# Problem decomposition and Computational thinking
#### Problem decomposition :
To create the program, we have to first split the problem into smaller parts:
1. Read and store data from records.csv
2. Sort each tutorial group into 10 teams
3. Write the data into a new csv
#### Abstraction :
We used functions to make the process flow easier to follow and reduce complexity.
#### Pattern recognition :
We recognised that each tutorial group has the same number of students, so we could write an algorithm to allocate teams for a specific tutorial group, and repeat it for every tutorial group.
#### Algorithm design :
Considerations for each team:
1. School Affiliation - maximum 2 students from same school
2. Gender - maximum 3 students of same gender
3. Current CGPA - try to put highest gpa with lowest gpa, 2nd highest with 2nd lowest, etc...

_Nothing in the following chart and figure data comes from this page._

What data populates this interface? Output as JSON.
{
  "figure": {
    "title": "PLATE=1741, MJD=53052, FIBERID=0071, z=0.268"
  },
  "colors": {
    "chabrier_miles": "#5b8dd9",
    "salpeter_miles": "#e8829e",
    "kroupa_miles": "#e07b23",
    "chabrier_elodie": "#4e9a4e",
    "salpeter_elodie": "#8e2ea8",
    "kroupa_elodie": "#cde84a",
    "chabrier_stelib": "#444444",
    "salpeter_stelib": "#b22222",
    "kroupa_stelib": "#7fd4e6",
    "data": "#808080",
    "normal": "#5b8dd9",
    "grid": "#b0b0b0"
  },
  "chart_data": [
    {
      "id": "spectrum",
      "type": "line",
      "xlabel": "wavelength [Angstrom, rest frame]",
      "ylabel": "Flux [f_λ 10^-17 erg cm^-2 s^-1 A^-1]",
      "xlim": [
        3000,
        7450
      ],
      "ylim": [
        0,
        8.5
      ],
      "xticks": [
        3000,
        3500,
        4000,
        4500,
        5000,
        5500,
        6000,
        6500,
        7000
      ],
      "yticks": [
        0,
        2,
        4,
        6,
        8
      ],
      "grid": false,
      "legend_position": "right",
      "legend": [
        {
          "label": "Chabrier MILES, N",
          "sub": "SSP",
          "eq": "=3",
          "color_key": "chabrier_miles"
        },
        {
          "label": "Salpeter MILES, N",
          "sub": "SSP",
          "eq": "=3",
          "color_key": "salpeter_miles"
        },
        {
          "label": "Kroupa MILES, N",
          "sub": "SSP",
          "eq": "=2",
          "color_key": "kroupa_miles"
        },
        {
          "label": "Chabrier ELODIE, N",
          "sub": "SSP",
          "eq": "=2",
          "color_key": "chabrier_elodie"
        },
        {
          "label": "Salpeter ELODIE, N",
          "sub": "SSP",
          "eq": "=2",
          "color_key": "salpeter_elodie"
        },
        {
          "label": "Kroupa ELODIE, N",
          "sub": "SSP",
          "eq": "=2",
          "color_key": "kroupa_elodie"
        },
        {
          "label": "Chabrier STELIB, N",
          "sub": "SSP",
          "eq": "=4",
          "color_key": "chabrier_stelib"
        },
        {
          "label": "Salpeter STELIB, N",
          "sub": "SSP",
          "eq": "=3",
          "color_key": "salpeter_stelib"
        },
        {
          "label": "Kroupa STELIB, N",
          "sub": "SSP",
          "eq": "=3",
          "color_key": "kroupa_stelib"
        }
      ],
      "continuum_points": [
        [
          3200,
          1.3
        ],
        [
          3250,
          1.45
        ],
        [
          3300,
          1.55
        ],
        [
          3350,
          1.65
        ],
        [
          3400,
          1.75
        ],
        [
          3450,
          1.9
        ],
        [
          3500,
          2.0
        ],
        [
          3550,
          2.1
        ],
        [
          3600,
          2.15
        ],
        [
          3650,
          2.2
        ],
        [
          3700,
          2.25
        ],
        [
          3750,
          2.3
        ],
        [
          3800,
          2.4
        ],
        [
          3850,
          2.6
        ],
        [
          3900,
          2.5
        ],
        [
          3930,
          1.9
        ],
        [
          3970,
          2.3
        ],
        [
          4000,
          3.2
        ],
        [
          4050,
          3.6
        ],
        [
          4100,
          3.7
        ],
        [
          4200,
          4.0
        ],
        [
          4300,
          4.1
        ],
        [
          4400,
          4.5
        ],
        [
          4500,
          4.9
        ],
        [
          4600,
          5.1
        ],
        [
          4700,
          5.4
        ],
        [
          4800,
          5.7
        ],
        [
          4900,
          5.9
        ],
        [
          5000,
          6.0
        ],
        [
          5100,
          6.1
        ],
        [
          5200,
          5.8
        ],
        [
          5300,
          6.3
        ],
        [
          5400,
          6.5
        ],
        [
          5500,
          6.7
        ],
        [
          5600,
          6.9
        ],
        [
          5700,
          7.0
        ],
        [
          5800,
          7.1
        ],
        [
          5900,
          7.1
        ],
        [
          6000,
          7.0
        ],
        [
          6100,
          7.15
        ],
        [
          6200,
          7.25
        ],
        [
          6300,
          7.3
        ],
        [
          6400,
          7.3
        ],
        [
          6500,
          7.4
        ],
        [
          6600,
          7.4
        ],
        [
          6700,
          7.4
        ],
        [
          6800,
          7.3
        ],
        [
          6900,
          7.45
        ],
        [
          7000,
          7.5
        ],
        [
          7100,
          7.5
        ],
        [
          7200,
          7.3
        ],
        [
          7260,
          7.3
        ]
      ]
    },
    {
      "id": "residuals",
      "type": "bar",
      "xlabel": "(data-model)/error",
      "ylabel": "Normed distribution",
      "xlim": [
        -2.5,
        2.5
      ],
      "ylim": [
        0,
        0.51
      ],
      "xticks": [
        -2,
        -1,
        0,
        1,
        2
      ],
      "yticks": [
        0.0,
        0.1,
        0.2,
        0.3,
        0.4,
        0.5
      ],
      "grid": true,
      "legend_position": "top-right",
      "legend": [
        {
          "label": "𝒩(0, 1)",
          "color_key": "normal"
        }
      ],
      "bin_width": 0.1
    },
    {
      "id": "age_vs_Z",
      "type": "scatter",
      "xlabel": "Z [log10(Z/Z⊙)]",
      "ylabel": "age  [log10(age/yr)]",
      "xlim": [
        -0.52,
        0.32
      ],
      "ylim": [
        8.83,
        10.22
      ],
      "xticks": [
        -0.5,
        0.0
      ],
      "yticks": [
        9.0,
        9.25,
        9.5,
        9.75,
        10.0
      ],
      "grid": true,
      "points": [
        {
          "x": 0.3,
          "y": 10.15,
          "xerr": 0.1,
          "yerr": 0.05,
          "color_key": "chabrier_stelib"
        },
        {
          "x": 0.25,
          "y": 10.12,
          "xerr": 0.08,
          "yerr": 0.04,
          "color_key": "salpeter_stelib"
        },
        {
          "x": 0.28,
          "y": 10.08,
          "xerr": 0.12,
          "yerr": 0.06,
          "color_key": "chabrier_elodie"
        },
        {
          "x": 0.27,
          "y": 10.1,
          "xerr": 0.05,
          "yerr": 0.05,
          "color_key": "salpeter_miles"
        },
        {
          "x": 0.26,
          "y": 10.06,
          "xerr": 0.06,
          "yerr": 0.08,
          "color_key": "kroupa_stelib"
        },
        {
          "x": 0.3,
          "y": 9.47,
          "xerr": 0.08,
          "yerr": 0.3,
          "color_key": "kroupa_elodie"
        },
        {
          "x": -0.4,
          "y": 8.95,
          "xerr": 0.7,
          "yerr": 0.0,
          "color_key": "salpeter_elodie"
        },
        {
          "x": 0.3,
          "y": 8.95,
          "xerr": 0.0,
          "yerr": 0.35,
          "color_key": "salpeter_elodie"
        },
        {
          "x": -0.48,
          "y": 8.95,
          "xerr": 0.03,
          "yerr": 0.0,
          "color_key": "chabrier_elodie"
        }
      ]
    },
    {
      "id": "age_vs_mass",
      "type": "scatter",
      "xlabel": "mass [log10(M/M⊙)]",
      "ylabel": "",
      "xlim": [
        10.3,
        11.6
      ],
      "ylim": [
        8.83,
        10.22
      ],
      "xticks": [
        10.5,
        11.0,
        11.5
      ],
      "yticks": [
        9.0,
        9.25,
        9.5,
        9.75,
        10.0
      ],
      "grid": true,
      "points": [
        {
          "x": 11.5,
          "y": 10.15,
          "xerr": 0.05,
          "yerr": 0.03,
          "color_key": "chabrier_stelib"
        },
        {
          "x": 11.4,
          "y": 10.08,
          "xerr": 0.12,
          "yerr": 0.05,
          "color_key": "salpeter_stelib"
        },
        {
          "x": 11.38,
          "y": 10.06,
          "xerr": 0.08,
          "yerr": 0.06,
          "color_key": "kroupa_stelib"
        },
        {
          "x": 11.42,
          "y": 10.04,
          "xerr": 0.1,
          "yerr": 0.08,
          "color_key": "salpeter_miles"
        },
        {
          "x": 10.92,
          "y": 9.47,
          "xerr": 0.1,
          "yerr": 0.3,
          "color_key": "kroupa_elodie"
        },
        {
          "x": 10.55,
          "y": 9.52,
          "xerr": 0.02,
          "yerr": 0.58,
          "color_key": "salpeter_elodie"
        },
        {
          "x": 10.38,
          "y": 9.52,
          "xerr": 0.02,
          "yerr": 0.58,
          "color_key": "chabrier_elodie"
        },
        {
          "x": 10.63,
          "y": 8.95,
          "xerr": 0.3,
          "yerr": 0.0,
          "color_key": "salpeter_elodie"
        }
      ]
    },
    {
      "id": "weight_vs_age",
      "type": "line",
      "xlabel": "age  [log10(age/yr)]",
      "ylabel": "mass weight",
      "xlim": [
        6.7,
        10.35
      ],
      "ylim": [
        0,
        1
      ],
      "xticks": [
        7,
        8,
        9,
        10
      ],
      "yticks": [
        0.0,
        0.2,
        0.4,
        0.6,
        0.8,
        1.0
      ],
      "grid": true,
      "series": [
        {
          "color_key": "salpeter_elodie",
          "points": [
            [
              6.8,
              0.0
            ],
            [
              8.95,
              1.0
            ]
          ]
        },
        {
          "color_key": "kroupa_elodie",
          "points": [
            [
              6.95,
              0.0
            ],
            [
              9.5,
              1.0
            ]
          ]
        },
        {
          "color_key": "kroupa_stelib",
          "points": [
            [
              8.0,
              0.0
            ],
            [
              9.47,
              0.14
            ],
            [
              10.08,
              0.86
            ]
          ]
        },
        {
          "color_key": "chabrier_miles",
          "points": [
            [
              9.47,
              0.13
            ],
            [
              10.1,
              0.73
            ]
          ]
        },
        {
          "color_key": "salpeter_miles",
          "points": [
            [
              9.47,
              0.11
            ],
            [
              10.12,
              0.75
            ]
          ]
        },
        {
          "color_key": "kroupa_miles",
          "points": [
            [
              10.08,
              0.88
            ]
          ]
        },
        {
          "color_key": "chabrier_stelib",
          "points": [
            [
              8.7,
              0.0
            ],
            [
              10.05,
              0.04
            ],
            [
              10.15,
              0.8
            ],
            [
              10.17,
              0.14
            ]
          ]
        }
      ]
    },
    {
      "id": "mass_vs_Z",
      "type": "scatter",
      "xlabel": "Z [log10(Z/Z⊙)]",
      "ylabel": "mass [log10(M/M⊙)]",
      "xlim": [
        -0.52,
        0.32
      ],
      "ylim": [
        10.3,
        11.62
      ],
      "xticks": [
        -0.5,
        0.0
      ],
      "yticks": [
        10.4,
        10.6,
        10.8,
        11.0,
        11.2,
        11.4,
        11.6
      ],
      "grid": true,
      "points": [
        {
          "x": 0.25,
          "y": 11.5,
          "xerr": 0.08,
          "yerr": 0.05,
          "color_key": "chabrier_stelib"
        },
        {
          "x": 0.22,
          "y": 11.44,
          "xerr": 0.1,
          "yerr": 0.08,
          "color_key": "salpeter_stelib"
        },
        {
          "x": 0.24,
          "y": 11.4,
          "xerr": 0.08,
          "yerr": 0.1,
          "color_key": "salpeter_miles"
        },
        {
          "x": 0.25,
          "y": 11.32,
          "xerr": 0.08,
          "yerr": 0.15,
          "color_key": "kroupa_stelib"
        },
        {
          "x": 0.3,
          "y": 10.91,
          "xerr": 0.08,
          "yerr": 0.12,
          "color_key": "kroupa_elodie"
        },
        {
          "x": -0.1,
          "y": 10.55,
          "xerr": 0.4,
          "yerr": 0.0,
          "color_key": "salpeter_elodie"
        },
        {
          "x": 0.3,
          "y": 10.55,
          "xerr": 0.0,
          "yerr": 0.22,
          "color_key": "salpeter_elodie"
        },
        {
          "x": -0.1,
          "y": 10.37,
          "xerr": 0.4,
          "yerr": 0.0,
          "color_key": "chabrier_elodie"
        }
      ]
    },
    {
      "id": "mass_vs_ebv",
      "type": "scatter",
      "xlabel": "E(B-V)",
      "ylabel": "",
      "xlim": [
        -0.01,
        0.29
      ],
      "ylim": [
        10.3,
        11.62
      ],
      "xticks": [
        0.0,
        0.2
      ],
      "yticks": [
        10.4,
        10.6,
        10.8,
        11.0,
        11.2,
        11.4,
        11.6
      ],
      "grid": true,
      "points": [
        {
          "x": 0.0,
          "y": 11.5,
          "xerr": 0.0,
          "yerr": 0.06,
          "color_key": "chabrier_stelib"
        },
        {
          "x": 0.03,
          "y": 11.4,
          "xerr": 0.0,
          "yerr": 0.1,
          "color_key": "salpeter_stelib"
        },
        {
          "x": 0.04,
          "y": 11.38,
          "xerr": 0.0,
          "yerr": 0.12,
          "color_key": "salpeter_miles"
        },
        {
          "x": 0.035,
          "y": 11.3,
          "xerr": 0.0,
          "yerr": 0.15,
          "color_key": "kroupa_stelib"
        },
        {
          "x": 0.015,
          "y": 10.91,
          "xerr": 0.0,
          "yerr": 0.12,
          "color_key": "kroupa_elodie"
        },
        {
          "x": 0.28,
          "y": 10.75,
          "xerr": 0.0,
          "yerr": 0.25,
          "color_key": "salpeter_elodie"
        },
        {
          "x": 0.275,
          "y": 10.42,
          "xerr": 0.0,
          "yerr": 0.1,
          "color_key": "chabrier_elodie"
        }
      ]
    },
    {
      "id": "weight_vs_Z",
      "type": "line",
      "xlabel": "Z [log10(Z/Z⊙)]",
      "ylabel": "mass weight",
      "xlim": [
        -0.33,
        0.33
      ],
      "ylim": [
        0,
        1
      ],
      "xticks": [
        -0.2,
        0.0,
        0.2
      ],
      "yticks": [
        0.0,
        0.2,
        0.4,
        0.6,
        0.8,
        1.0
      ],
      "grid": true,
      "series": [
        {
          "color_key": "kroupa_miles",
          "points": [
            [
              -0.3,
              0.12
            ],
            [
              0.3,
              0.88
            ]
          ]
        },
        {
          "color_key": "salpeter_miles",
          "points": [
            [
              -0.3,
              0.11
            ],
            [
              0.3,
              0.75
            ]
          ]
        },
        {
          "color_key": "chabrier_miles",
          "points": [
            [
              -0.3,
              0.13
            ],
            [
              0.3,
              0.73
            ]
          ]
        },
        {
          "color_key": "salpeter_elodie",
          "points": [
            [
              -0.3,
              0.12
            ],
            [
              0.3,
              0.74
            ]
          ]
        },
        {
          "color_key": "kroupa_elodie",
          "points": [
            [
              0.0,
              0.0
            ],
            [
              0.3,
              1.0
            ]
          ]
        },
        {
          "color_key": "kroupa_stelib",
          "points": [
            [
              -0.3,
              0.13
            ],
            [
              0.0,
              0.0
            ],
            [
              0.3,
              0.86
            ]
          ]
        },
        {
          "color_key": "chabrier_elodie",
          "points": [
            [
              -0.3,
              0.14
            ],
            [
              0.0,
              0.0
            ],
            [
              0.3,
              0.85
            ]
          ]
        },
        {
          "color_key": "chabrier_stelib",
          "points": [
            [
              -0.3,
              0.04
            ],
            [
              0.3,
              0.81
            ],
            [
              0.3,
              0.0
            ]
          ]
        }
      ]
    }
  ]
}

# Pseudocode for allocate_teams


# Step1:Define the functions we need.

#### allocate_teams

This is the main function and it allocate the students in each tutorial group into 10 lists trying to meet the requirements to the maximum extent

In [1]:
# 1. Initial setup
# all_students: a copy of student_list
# remaining_students: a copy of student_list. To track students that haven't been assigned to a group.
# group_list: initialize a nested list with 10 empty groups inside for future group assignment.


def allocate_teams(student_list):
    all_students = student_list[:]
    remaining_students = student_list[:]
    group_list = [[] for i in range(10)]


# 2. Assign the first 4 students of each group.
# the 1st and 3rd student: pick students with the highest cgpa, set index to -1, pick from the end of the cgpa list.
# the 2nd and 4th student: pick students with lowest cgpa, set index to 0, pick from the start of the cgpa list.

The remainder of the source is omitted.